= George Howson (British Army officer) =

Major George Arthur Howson MC (7 September 1886 – 28 November 1936) was an officer in the British Army in the First World War, and later the founder and chairman of the Royal British Legion Poppy Factory.

==Early life==
Howson was the youngest child of George Howson, rector of Overton-on-Dee (then in Flintshire). He was the descendant of Anglican clergymen through both parents: his paternal grandfather (John Howson) was Dean of Chester, and his maternal great-grandfather (Thomas Dealtry) was Bishop of Madras. He was christened with a second forename, Arthur, but he disliked it, and never used it. His sister, Joan Howson, became a stained glass artist.

Howson was educated at Loretto School, Musselburgh, and studied at Heriot-Watt College in Edinburgh. After university, through his father's connections, he was found a position as assistant manager at Melalap Estate, a rubber estate in British North Borneo from 1909 to 1914, where he contracted malaria, dysentery, and jaundice.

==War service==
Howson was on sick leave in England in 1914 when the First World War broke out. He was commissioned as a second lieutenant in the 11th (Service) Battalion of the Hampshire Regiment in September 1914. He served on the Western Front throughout the war, from 1914 to 1918. Having been promoted to captain, he was awarded the Military Cross for his actions at Pilckem Ridge in the Battle of Passchendaele on 31 July 1917, where, despite receiving a shrapnel wound, he encouraged his unit to continue repairing a road under shellfire. He was promoted to major, and finally retired from the army in May 1920.

==Post-war career==
Howson married Jessie Gibson in September 1918. She was the daughter of William Gibson, the Australian owner of the Foy & Gibson department stores. The newly married couple quickly became wealthy after William Gibson died in November 1918. His eldest child, and only son, Peter Howson later became a government minister in Australia.

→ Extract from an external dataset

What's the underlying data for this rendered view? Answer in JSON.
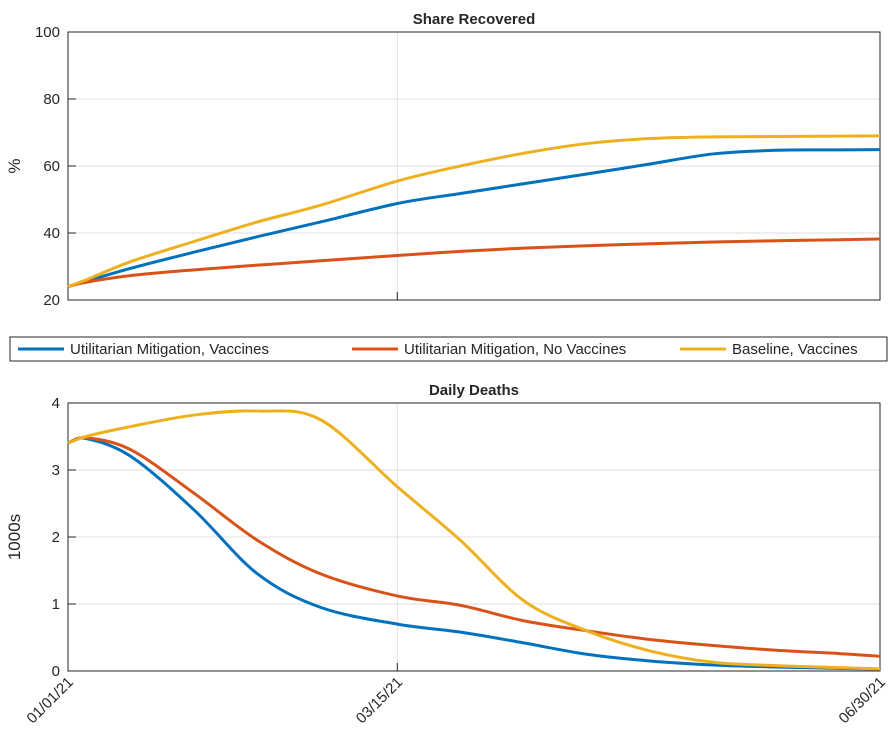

Howson was the founding chairman of the Disabled Society in 1920, with Jack Cohen MP. After the first Poppy Appeal in 1921 used artificial poppies imported from France by Madame Anna Guérin, the British Legion commissioned the Disabled Society to make poppies in England for the 1922 appeal. Howson started with a workforce of five disabled ex-servicemen at a former collar factory on the Old Kent Road in June 1922. The number of employees rapidly increased to over 40, and they made a million poppies within two months. The Prince of Wales (later Edward VIII) visited the Poppy Factory in November 1924. The factory made 27 million poppies that year. Most of the employees were disabled, and by then there was a long waiting list for prospective employees.

The Disabled Society merged with the British Legion in 1925, and the Poppy Factory became a company limited by guarantee, with Howson as chairman. The factory moved to Richmond, Surrey in 1926, to the premises of an old brewery bought using money donated by Howson. Howson instituted the Field of Remembrance at Westminster Abbey in 1928, and the factory started to make remembrance crosses and wreaths.

Howson lived at Hambleden, near Henley-on-Thames, with a town house in Kensington. He died of cancer of the pancreas. He was buried at Hambleden, with the funeral service conducted by his father, by then an archdeacon and canon emeritus of Liverpool Cathedral. He was survived by his wife and their four children.